We begin with the likely invasion of Rafah and the expulsion of Palestinians into Egypt, as talks underway in Cairo for a ceasefire appear deadlocked and while Netanyahu’s right flank threatens to bolt from the ruling coalition if he accepts a ceasefire deal. Joining us is Paul Pillar, who served for 30 years as an analyst at the CIA, in which his last position was National Intelligence Officer for the Near East and South Asia. Previously, he served as chief of analytic units at the CIA, covering portions of the Near East, the Persian Gulf, and South Asia. He has also headed the Assessments and Information Group of the DCI Counterterrorist Center and was deputy chief of the center. He is currently a nonresident senior fellow of the Center for Security Studies at Georgetown University and a nonresident fellow at the Quincy Institute for Responsible Statecraft. We discuss his latest book, Beyond the Water’s Edge: How Partisanship Corrupts U.S. Foreign Policy.

The DEA’s Decriminalization of Marijuana is Too Little Too Late

Then, with the DEA considering moving marijuana from a Schedule 1 list to a Schedule 3 list of illegal drugs, we look into this too-little-too-late move and speak with David Pozen, a Professor of Law at Columbia Law School where he teaches and writes about constitutional law, information law, and nonprofit law, among other topics. He previously served as special assistant to Senator Ted Kennedy on the U.S. Senate Judiciary Committee and law clerk to Justice John Paul Stevens on the U.S. Supreme Court and Judge Merrick Garland on the U.S. Court of Appeals for the D.C. Circuit. His new book, just out, is The Constitution of the War on Drugs and he has an essay at TIME magazine, “Do Americans Have a Constitutional Right to Use Drugs?”
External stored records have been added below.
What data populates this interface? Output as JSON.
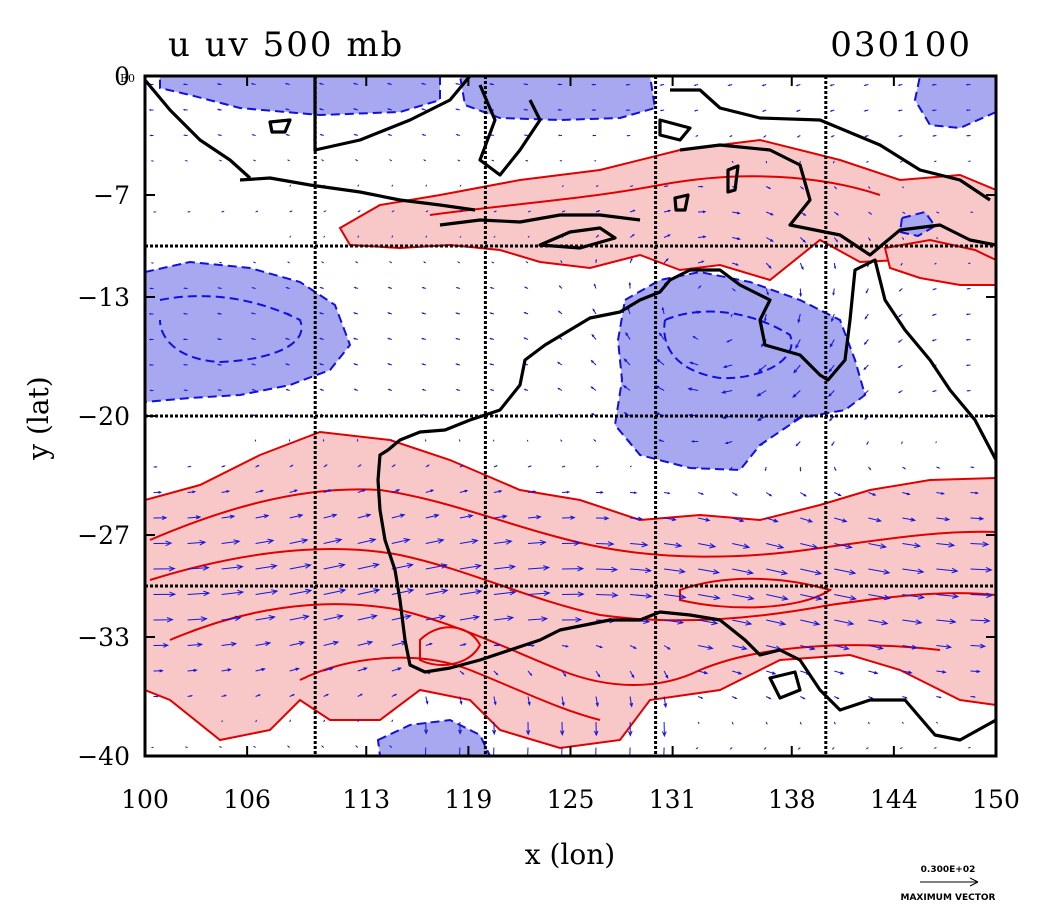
{
  "title_left": "u uv 500 mb",
  "title_right": "030100",
  "x_axis": {
    "label": "x (lon)",
    "ticks": [
      {
        "value": 100,
        "label": "100"
      },
      {
        "value": 106,
        "label": "106"
      },
      {
        "value": 113,
        "label": "113"
      },
      {
        "value": 119,
        "label": "119"
      },
      {
        "value": 125,
        "label": "125"
      },
      {
        "value": 131,
        "label": "131"
      },
      {
        "value": 138,
        "label": "138"
      },
      {
        "value": 144,
        "label": "144"
      },
      {
        "value": 150,
        "label": "150"
      }
    ]
  },
  "y_axis": {
    "label": "y (lat)",
    "ticks": [
      {
        "value": 0,
        "label": "0"
      },
      {
        "value": -7,
        "label": "−7"
      },
      {
        "value": -13,
        "label": "−13"
      },
      {
        "value": -20,
        "label": "−20"
      },
      {
        "value": -27,
        "label": "−27"
      },
      {
        "value": -33,
        "label": "−33"
      },
      {
        "value": -40,
        "label": "−40"
      }
    ]
  },
  "corner_label": "E0",
  "ref_vector": {
    "value": "0.300E+02",
    "caption": "MAXIMUM VECTOR"
  },
  "colors": {
    "positive_fill": "#f8c8c8",
    "positive_line": "#e00000",
    "negative_fill": "#a8a8f0",
    "negative_line": "#1010e0",
    "vector": "#1515e0",
    "coast": "#000000"
  },
  "grid_lines": {
    "lon": [
      110,
      120,
      130,
      140
    ],
    "lat": [
      -10,
      -20,
      -30
    ]
  }
}
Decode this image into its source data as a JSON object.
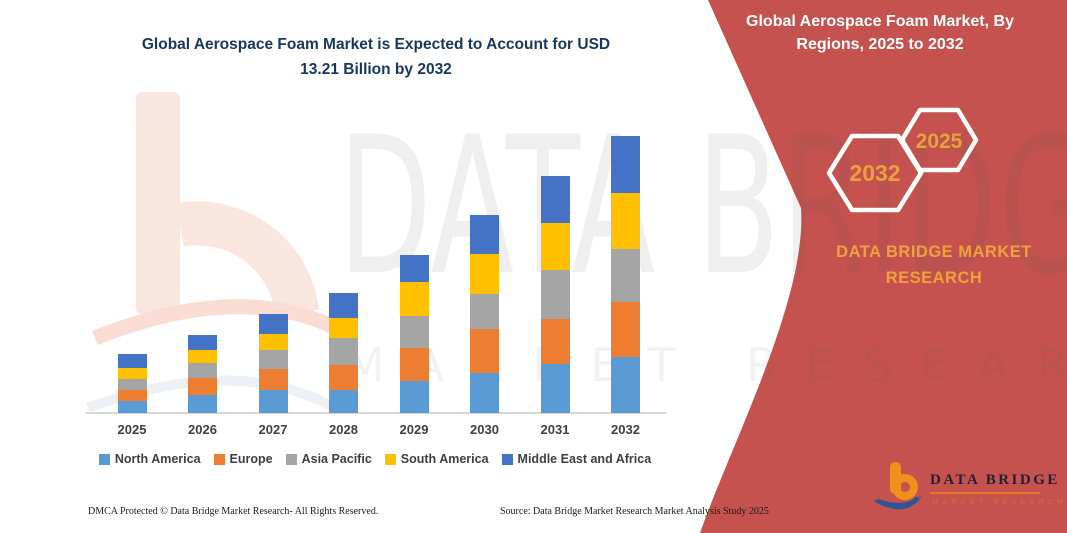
{
  "title": {
    "lines": [
      "Global Aerospace Foam Market is Expected to Account for USD",
      "13.21 Billion by 2032"
    ],
    "color": "#17375E"
  },
  "banner": {
    "color": "#C5524E",
    "heading_lines": [
      "Global Aerospace Foam Market, By",
      "Regions, 2025 to 2032"
    ],
    "hexagons": [
      {
        "label": "2032"
      },
      {
        "label": "2025"
      }
    ],
    "brand_lines": [
      "DATA BRIDGE MARKET",
      "RESEARCH"
    ],
    "accent_color": "#EFA13C"
  },
  "logo": {
    "name": "DATA BRIDGE",
    "subtitle": "MARKET RESEARCH",
    "orange": "#F2901E",
    "blue": "#2F5496"
  },
  "watermark": {
    "line1": "DATA BRIDGE",
    "line2": "MARKET RESEARCH"
  },
  "footer": {
    "left": "DMCA Protected © Data Bridge Market Research-  All Rights Reserved.",
    "right": "Source: Data Bridge Market Research  Market Analysis Study 2025"
  },
  "chart_data": {
    "type": "bar",
    "stacked": true,
    "unit": "USD Billion",
    "title": "Global Aerospace Foam Market is Expected to Account for USD 13.21 Billion by 2032",
    "categories": [
      "2025",
      "2026",
      "2027",
      "2028",
      "2029",
      "2030",
      "2031",
      "2032"
    ],
    "series": [
      {
        "name": "North America",
        "color": "#5B9BD5",
        "values": [
          0.56,
          0.84,
          1.12,
          1.1,
          1.52,
          1.9,
          2.35,
          2.67
        ]
      },
      {
        "name": "Europe",
        "color": "#ED7D31",
        "values": [
          0.56,
          0.84,
          1.0,
          1.18,
          1.58,
          2.1,
          2.15,
          2.62
        ]
      },
      {
        "name": "Asia Pacific",
        "color": "#A5A5A5",
        "values": [
          0.5,
          0.7,
          0.9,
          1.32,
          1.52,
          1.7,
          2.3,
          2.55
        ]
      },
      {
        "name": "South America",
        "color": "#FFC000",
        "values": [
          0.52,
          0.64,
          0.76,
          0.94,
          1.62,
          1.9,
          2.28,
          2.65
        ]
      },
      {
        "name": "Middle East and Africa",
        "color": "#4472C4",
        "values": [
          0.67,
          0.7,
          0.94,
          1.18,
          1.3,
          1.84,
          2.22,
          2.72
        ]
      }
    ],
    "totals": [
      2.81,
      3.72,
      4.72,
      5.72,
      7.54,
      9.44,
      11.3,
      13.21
    ],
    "ymax": 13.21,
    "grid": false,
    "legend_position": "bottom",
    "xlabel": "",
    "ylabel": ""
  }
}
Could a Change in DEA Policy Revive California’s Troubled Marijuana Industry?

Then finally we speak with Cat Packer, the director of drug markets and legal regulation at the Drug Policy Alliance, a distinguished cannabis policy practitioner in residence at The Ohio State University Moritz College of Law’s Drug Enforcement and Policy Center and a contributing author to the Thomas Reuters Cannabis Law Deskbook. From 2017 to 2022, she served as the first Executive Director of the City of Los Angeles Department of Cannabis Regulation. We discuss how a change in DEA policy could revive California’s marijuana industry, which is stuck in legal limbo while facing competition from black market growers and sellers.